In [1]:
# Dependencies

from bs4 import BeautifulSoup as bs
import pandas as pd
import requests
import urllib.request
from splinter import Browser
import lxml.html
import re

In [43]:
### URL's to be scraped

# NASA Mars News Site - collect the latest News Title and Paragraph Text
news_url = 'https://mars.nasa.gov/news/?page=0&per_page=40&order=publish_date+desc%2Ccreated_at+desc&search=&category=19%2C165%2C184%2C204&blank_scope=Latest'
nasa_homeurl = 'https://mars.nasa.gov'

# JPL Mars Space Images
jpl_url = 'https://www.jpl.nasa.gov/spaceimages/?search=&category=Mars'
PIAStart = "https://www.jpl.nasa.gov/spaceimages/images/largesize/"
PIAEnd = "_hires.jpg"

# Mars Weather - grab latest weather from Mars Weather twitter account
weather_url = 'https://twitter.com/marswxreport?lang=en'

# Mars Facts - use Pandas to scrape the table containing facts (more details below)
facts_url = 'https://space-facts.com/mars/'

# Mars Hemisphere Image - create a dictionary with the image url string and the hemisphere title to a list (more details below)
Hems_url = 'https://astrogeology.usgs.gov/search/results?q=hemisphere+enhanced&k1=target&v1=Mars'


# Splinter Path
# Finally figured out why we needed splinter vs. requests.get, the target we were looking for isn't in the html
# source code, it is dynamically loaded as JS and isn't searchable unless the browser is opened with splinter.
executable_path = {'executable_path': 'chromedriver'}
browser = Browser('chrome', **executable_path, headless=False)

In [40]:
##### NASA Mars News
##### Using new_url, find the top featured title and teaser for the story




browser.visit(news_url)
html = browser.html
soup = bs(html, 'lxml-xml')

featured_title =  soup.find('div', class_='content_title').a.text
featured_teaser = soup.find('div', class_='article_teaser_body').text
nasa_titlelink = re.findall('href="([^ ]*)', str(soup.find('div', class_='content_title')))
featured_link = nasa_homeurl+nasa_titlelink[0]
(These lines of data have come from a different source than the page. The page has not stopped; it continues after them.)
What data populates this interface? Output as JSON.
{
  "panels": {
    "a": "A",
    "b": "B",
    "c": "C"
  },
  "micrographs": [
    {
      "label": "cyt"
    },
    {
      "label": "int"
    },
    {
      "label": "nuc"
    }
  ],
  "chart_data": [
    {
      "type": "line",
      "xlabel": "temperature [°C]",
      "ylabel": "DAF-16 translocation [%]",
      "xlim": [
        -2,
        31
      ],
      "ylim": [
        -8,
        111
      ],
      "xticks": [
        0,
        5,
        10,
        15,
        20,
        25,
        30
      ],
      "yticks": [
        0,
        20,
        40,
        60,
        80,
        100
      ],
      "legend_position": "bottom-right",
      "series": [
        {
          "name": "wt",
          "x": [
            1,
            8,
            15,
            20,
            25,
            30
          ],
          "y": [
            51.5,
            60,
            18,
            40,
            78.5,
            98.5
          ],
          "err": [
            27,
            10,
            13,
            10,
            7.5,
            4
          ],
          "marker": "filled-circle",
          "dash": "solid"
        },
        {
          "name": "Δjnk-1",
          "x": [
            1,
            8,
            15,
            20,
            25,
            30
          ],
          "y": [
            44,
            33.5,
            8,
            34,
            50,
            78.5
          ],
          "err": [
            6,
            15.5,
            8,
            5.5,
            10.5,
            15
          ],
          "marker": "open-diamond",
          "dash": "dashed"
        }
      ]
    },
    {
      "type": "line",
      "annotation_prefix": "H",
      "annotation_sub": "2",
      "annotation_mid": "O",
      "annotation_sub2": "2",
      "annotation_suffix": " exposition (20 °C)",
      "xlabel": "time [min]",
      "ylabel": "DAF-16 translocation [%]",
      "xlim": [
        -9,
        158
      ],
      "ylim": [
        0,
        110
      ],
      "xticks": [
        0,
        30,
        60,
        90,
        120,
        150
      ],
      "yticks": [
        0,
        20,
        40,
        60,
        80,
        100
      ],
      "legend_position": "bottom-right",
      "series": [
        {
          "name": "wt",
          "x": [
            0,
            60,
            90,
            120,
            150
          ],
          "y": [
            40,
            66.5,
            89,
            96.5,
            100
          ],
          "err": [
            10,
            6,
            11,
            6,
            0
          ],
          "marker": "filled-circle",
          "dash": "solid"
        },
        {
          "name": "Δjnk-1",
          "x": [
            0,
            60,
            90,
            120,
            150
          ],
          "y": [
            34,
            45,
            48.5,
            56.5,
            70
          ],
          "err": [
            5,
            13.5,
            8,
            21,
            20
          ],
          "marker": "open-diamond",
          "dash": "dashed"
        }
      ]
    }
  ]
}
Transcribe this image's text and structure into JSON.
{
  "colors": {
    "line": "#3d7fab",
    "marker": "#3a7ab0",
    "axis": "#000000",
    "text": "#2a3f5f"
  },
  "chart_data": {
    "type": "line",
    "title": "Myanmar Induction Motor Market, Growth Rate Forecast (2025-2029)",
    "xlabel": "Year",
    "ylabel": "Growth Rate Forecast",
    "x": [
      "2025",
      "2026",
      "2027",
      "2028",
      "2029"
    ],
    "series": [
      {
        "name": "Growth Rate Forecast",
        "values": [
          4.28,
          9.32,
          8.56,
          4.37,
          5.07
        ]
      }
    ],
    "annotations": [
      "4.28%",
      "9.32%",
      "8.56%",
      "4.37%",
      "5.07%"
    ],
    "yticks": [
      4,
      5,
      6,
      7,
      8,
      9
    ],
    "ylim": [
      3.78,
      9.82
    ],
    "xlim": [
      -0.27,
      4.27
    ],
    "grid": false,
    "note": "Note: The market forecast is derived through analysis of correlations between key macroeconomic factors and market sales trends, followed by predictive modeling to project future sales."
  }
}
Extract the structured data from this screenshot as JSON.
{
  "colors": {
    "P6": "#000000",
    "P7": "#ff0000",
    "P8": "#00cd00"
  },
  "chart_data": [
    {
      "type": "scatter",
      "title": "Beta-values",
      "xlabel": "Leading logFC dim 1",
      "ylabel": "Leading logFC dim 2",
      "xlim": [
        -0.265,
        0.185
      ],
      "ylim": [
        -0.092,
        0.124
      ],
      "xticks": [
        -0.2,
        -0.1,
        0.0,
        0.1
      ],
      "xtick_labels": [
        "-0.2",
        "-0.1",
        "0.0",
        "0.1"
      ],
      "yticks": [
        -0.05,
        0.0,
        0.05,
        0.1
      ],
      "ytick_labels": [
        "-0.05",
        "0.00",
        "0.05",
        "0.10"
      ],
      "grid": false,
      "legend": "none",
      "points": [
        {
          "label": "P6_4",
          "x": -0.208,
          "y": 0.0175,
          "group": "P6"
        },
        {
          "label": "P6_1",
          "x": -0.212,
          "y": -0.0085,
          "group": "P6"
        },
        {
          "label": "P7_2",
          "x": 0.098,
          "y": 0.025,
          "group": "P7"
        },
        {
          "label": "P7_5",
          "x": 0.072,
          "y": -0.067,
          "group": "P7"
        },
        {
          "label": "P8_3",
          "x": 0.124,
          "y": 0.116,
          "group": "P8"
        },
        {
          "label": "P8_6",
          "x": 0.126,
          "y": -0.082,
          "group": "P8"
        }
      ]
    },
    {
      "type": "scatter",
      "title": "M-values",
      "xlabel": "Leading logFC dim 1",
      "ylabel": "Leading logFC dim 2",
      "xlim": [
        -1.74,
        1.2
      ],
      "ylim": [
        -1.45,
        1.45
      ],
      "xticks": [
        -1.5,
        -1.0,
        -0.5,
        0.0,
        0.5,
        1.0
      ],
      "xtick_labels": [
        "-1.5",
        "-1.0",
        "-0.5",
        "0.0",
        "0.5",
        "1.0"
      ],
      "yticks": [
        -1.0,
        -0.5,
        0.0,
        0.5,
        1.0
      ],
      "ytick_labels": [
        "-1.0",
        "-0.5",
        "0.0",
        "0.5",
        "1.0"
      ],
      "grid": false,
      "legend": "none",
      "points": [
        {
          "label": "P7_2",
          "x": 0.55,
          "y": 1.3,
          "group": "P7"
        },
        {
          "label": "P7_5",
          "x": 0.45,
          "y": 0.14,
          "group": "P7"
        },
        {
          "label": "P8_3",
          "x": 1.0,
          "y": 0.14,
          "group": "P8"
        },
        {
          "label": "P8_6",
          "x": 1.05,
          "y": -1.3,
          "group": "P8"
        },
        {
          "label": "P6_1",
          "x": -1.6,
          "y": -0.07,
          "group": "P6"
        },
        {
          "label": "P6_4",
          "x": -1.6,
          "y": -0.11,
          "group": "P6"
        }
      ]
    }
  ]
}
print("Nasa Featured Title is: ",featured_title)
print("Nasa Featured Title Teaser is: ",featured_teaser)
print("Link to the Nasa Featured Title is: ",featured_link)

Nasa Featured Title is:  NASA to Host Media Call on Next Mars Landing Site
Nasa Featured Title Teaser is:  NASA will host a media teleconference at 9 a.m. PST (noon EST) Monday, Nov. 19, to provide details about the Mars 2020 rover’s landing site on the Red Planet.
Link to the Nasa Featured Title is:  https://mars.nasa.gov/news/8386/nasa-to-host-media-call-on-next-mars-landing-site/"


In [156]:
######### JPL Mars Space Image URL (Largesize jpg)
browser.visit(jpl_url)
html = browser.html
soup = bs(html, 'lxml-xml')
picurlraw = soup.find('div', class_='carousel_items')

for link in picurlraw.find_all('a'):
    test99 = (link.get('data-fancybox-href'))

aspos = test99.find('PIA')
PIA = test99[aspos : (test99.find('_', aspos))]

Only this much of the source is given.